Wtedy raz, dwa, laptop staje się tabletem, a ja tym samym mogłem dokończyć odpisywanie na maile niecierpiące zwłoki, czy „wrzucić” post o męskim milczeniu (czytaj TUTAJ
 
Co robią rodzicie jak dziecko zaśnie wiedzą tylko Ci wtajemniczeni! Ale powiem Wam, że wszystkie Netflixy, Showmaxy i pozostałe Jutuby smakują doskonale po całodniowej tyrce w fabryce pod szyldem “Kocham Cię nad życie ale proszę śpij i nie płacz tyle”. A z ekranem 4K przyjemność jest znacznie podwyższona. 
 
Tutaj też tablet sprawdził się idealnie.
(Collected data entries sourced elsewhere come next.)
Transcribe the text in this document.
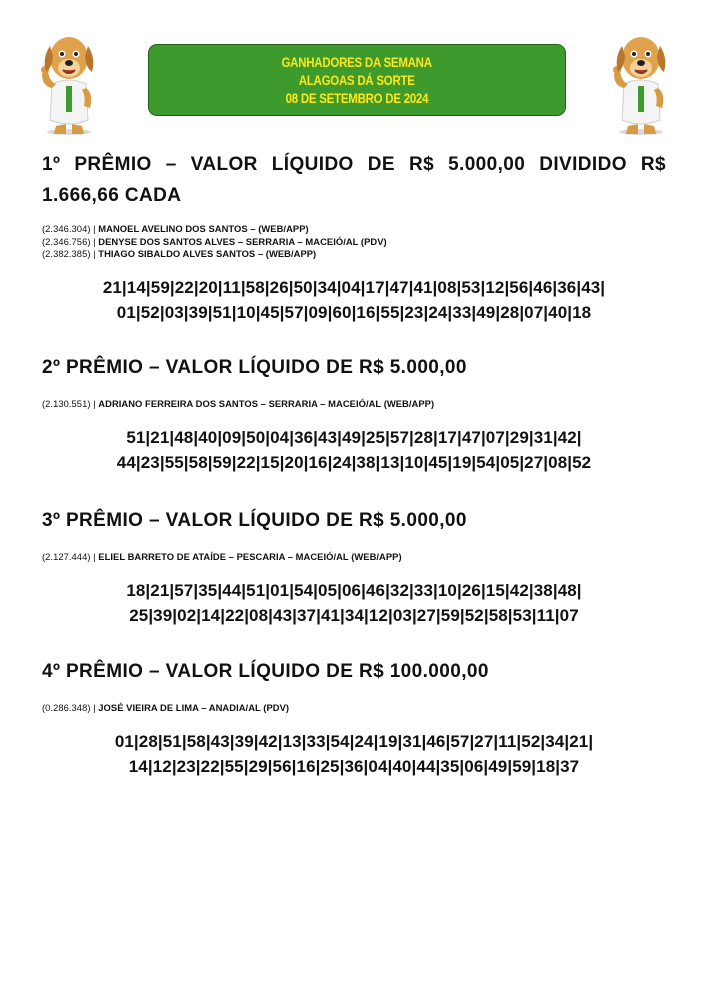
GANHADORES DA SEMANA
ALAGOAS DÁ SORTE
08 DE SETEMBRO DE 2024

1º PRÊMIO – VALOR LÍQUIDO DE R$ 5.000,00 DIVIDIDO R$ 1.666,66 CADA

(2.346.304) | MANOEL AVELINO DOS SANTOS – (WEB/APP)
(2.346.756) | DENYSE DOS SANTOS ALVES – SERRARIA – MACEIÓ/AL (PDV)
(2.382.385) | THIAGO SIBALDO ALVES SANTOS – (WEB/APP)
21|14|59|22|20|11|58|26|50|34|04|17|47|41|08|53|12|56|46|36|43|
01|52|03|39|51|10|45|57|09|60|16|55|23|24|33|49|28|07|40|18

2º PRÊMIO – VALOR LÍQUIDO DE R$ 5.000,00

(2.130.551) | ADRIANO FERREIRA DOS SANTOS – SERRARIA – MACEIÓ/AL (WEB/APP)
51|21|48|40|09|50|04|36|43|49|25|57|28|17|47|07|29|31|42|
44|23|55|58|59|22|15|20|16|24|38|13|10|45|19|54|05|27|08|52

3º PRÊMIO – VALOR LÍQUIDO DE R$ 5.000,00

(2.127.444) | ELIEL BARRETO DE ATAÍDE – PESCARIA – MACEIÓ/AL (WEB/APP)
18|21|57|35|44|51|01|54|05|06|46|32|33|10|26|15|42|38|48|
25|39|02|14|22|08|43|37|41|34|12|03|27|59|52|58|53|11|07

4º PRÊMIO – VALOR LÍQUIDO DE R$ 100.000,00

(0.286.348) | JOSÉ VIEIRA DE LIMA – ANADIA/AL (PDV)
01|28|51|58|43|39|42|13|33|54|24|19|31|46|57|27|11|52|34|21|
14|12|23|22|55|29|56|16|25|36|04|40|44|35|06|49|59|18|37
A że sprzęt ma głośniki od JBL’a z technologią Dolby Atmos to i dźwięk był miodem na skołatane uszy Starych. 
 
 
Dotykowy ekran daje się obsługiwać, a jakżeby inaczej – palcem, i tutaj trzeba liczyć się ze śladami na ekranie lub też rysikiem, wtedy o śladach możecie zapomnieć! Pamiętaj jednak o śladach historii przeglądania w swojej przeglądarce! 😉 W temacie rysika – jak Was natchnie wena to możecie sobie coś narysować i c
 
Niestety, kończąc testowanie Lenovo YOGA 920 Vibes nie zawinąłem się w „chińskie osiem” stałem się jednak oazą spokoju, wyciszonym kwiatem lotosu na tafli spokojnego jeziora. Bynajmniej do kolejnego testu strun głosowych mojego Pierworodnego!
 
Materiał powstał we współpracy z marką.